Daarnaast wees de Afdeling advisering er in haar adviezen op dat moet worden voorkomen dat door middel van profilering de privacy wordt geschonden en dat dit leidt tot stigmatisering en discriminatie. In het advies over het voorstel tot wijziging van de Wet basisregistratie personen in verband met de invoering van een centrale voorziening (W04.20.0359/I) achtte de Afdeling advisering het wenselijk dat de verwerkingsgrondslag werd beperkt tot alleen de genoemde specifieke categorieën gegevens, temeer gezien de ruimte voor profilering van bijzondere persoonsgegevens. Zij achtte het ook aangewezen dat in de toelichting bij het wetsvoorstel nader zou worden ingegaan hoe in de praktijk wordt voldaan aan de eis van betekenisvolle menselijke tussenkomst.
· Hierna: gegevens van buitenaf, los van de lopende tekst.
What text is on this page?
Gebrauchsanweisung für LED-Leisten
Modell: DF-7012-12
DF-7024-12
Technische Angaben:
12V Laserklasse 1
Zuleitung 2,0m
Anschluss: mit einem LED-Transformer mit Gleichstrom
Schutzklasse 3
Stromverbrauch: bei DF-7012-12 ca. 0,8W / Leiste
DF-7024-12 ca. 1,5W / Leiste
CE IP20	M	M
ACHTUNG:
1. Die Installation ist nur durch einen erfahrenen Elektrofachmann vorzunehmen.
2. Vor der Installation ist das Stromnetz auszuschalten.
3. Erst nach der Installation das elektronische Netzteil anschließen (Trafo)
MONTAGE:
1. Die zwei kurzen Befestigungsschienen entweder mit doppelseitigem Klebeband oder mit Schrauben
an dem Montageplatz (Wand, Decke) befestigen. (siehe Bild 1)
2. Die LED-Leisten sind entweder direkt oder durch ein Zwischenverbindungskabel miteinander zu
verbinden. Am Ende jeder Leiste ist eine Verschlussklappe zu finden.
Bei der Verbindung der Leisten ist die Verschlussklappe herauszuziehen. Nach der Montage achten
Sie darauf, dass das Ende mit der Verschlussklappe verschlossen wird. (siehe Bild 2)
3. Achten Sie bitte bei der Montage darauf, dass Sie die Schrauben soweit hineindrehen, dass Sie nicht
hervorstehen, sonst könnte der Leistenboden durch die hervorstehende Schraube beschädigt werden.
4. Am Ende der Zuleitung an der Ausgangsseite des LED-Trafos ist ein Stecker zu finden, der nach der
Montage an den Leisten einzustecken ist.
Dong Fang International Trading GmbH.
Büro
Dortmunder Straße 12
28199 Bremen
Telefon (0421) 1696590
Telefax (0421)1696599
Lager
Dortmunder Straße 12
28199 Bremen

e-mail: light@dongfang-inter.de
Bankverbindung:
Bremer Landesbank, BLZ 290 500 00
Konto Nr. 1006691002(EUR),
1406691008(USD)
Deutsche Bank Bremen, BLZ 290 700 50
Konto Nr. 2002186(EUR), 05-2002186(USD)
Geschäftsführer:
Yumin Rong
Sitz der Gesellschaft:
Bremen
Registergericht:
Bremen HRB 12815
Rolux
Basisbeginselen en parlementaire betrokkenheid

De Afdeling advisering heeft in 2021 regelmatig gewezen op belangrijke basisbeginselen zoals doelbinding en gegevensminimalisatie en de rechten van betrokkenen die in de Algemene verordening gegevensbescherming (AVG) zijn vastgelegd. Hierbij zijn, met het oog op de AVG maar ook met het oog op artikel 10 van de Grondwet beginselen van noodzakelijkheid, proportionaliteit en subsidiariteit eveneens van belang.

De Afdeling advisering wees er in diverse adviezen op dat dit meebrengt dat hoofdelementen van een regeling op wettelijk niveau worden verankerd. Dit stelt ook het parlement als medewetgever in staat een afweging te maken over de eisen van noodzaak, proportionaliteit en subsidiariteit (W04.21.0081/I) (W13.20.0370/III) (W13.21.0074/III).

Als rechten van betrokkenen onder de AVG worden ingeperkt, moet ook dit voldoen aan de beginselen van noodzaak en evenredigheid (W18.21.0033/IV). De Afdeling advisering wees erop dat bij elektronische gegevensuitwisseling in de zorg patiënten op een laagdrempelige en transparante wijze inzicht krijgen in hun rechten en de manier waarop gegevens worden uitgewisseld (W13.20.0398/III).